Deadbeat is the pseudonym of Scott Monteith, a multifaceted DJ/producer from Canada.

Now residing in Berlin, Monteith has put his stamp on records from some of the scene’s most focal labels, while his own imprint, the always excellent BLKRTZ, has also become renowned as a vehicle for more-than-solid Deadbeat fare.

His latest release sees him switch his attention to Detroit’s Visionquest collective thanks to the brilliant The Jacks EP, which is a solid collection of club tackle if ever there was one. We put a few choice questions his way recently, and during our conversation Scott managed to touch on everything from U.S. foreign policy to his Drum n’ Bass past to his infatuation with his Berlin…

“I think everyone has to find their own path and if someone is happy playing pure bangers for 8 hours then all the power to them…I’d much rather pull a nice selection of diverse stuff even if it’s at different tempos and from different eras.”

Tell us about the beginning of your career, what were the sounds/parties that got you started?
I spent my teens and early twenties in Toronto and then Montreal. Toronto of the mid nighties was a very thriving scene which had a fairly equal split of influences, Detroit and Chicago on the one hand, and Jungle and Drum n Bass on the other due to a fair number of British Expats who moved over and started throwing parties on a large scale. I gravitated more toward the jungle side of things to begin with and as the first Basic Channel and Plastikman records came out I ended up pulled more in that direction. When I started Djing I played a mix of those things and a lot of ambient stuff. I started making music when I moved up to Montreal at the end of ‘97 and I think all of those influences played a part in shaping the early sounds I ended up making.
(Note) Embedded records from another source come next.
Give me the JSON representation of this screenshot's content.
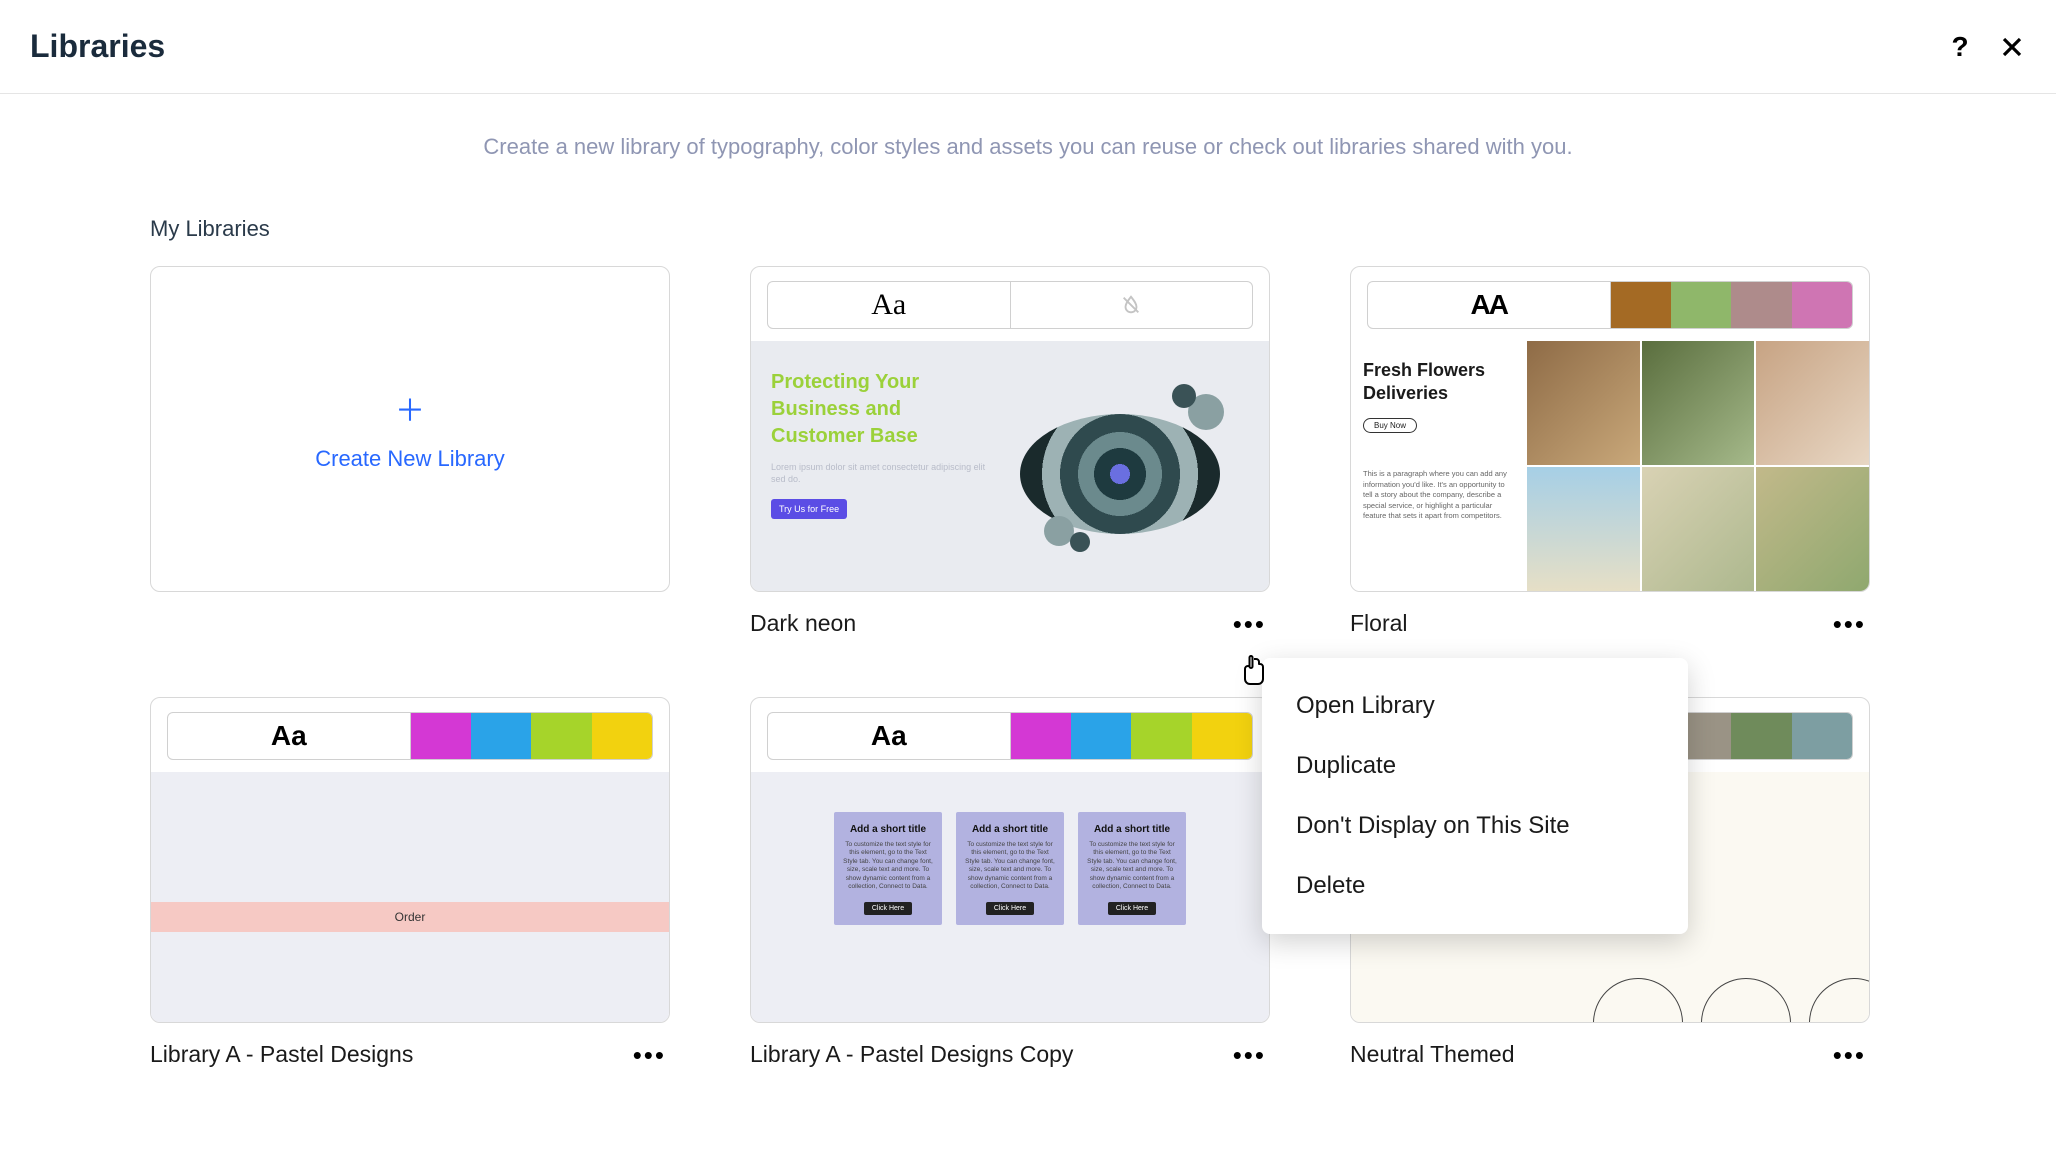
{
  "header": {
    "title": "Libraries"
  },
  "subtitle": "Create a new library of typography, color styles and assets you can reuse or check out libraries shared with you.",
  "section_title": "My Libraries",
  "create_label": "Create New Library",
  "cards": {
    "dark_neon": {
      "title": "Dark neon",
      "font_sample": "Aa",
      "headline": "Protecting Your Business and Customer Base",
      "cta": "Try Us for Free"
    },
    "floral": {
      "title": "Floral",
      "font_sample": "AA",
      "headline": "Fresh Flowers Deliveries",
      "button": "Buy Now",
      "swatches": [
        "#a46a24",
        "#8fb76a",
        "#ae8b8b",
        "#cf75b3"
      ]
    },
    "lib_a": {
      "title": "Library A - Pastel Designs",
      "font_sample": "Aa",
      "order_label": "Order",
      "swatches": [
        "#d438d4",
        "#2aa3e8",
        "#a6d42a",
        "#f2d20f"
      ]
    },
    "lib_a_copy": {
      "title": "Library A - Pastel Designs Copy",
      "font_sample": "Aa",
      "mini_title": "Add a short title",
      "mini_body": "To customize the text style for this element, go to the Text Style tab. You can change font, size, scale text and more. To show dynamic content from a collection, Connect to Data.",
      "mini_btn": "Click Here",
      "swatches": [
        "#d438d4",
        "#2aa3e8",
        "#a6d42a",
        "#f2d20f"
      ]
    },
    "neutral": {
      "title": "Neutral Themed",
      "swatches": [
        "#e7c45a",
        "#9a9385",
        "#6f8b5b",
        "#7d9ea2"
      ]
    }
  },
  "context_menu": {
    "items": [
      "Open Library",
      "Duplicate",
      "Don't Display on This Site",
      "Delete"
    ]
  }
}
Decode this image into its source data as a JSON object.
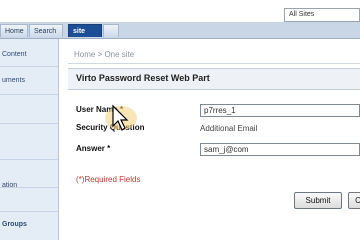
{
  "site_selector": {
    "value": "All Sites"
  },
  "tabs": [
    {
      "label": "Home",
      "active": false
    },
    {
      "label": "Search",
      "active": false
    },
    {
      "label": "site",
      "active": true
    },
    {
      "label": "",
      "active": false
    }
  ],
  "left_nav": {
    "items": [
      {
        "label": "Content"
      },
      {
        "label": "uments"
      },
      {
        "label": ""
      },
      {
        "label": ""
      },
      {
        "label": ""
      },
      {
        "label": "ation"
      },
      {
        "label": ""
      },
      {
        "label": "Groups"
      }
    ]
  },
  "breadcrumb": {
    "text": "Home > One site"
  },
  "form": {
    "title": "Virto Password Reset Web Part",
    "fields": [
      {
        "label": "User Name *",
        "value": "p7rres_1"
      },
      {
        "label": "Security Question",
        "value": "Additional Email"
      },
      {
        "label": "Answer *",
        "value": "sam_j@com"
      }
    ],
    "required_note": "(*)Required Fields",
    "submit_label": "Submit",
    "cancel_label": "C"
  },
  "colors": {
    "tab_active": "#1b4e97",
    "nav_background": "#e4ecf6",
    "required_text": "#c0392b"
  }
}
What were you into before house? Are you a pretty diverse guy musically? Do you think that’s important as a DJ?
In my early teens I was into a lot of skate punk and industrial music like skinny puppy and the whole Psychic TV/Coil/Throbbing Gristle axis which eventually lead me to the harder strains of techno and early UK electronic stuff, Warp, etc. I still listen to a lot of different music. I have a huge reggae and dub collection, lot’s of ambient and drone stuff from classics things like Terry Riley all the way up to super heavy more modern stuff like Earth and Sunn(((O. I still make trips to Hard Wax and Space Hall here in Berlin every couple of weeks. All these diverse inputs play their own crucial part in my artistic development and general happiness I’d think.

So what do you make of DJs who only play house and techno? Are they limiting themselves in a way?
I think everyone has to find their own path and if someone is happy playing pure bangers for 8 hours then all the power to them. As I myself do tend to like a pretty wide range of things I get a lot of enjoyment out of sharing music with people they might not have otherwise had a chance to hear. I’d much rather pull a nice selection of diverse stuff even if it’s at different tempos and from different eras.

And how did you get started with making tunes? Through computers or analogue gear or what?
I’m very much a computer guy as that’s where I started though different pieces of hardware have floated in and out of the studio at different times. What ever it takes to get the job done really, I’m very comfortable with both working methods at this point.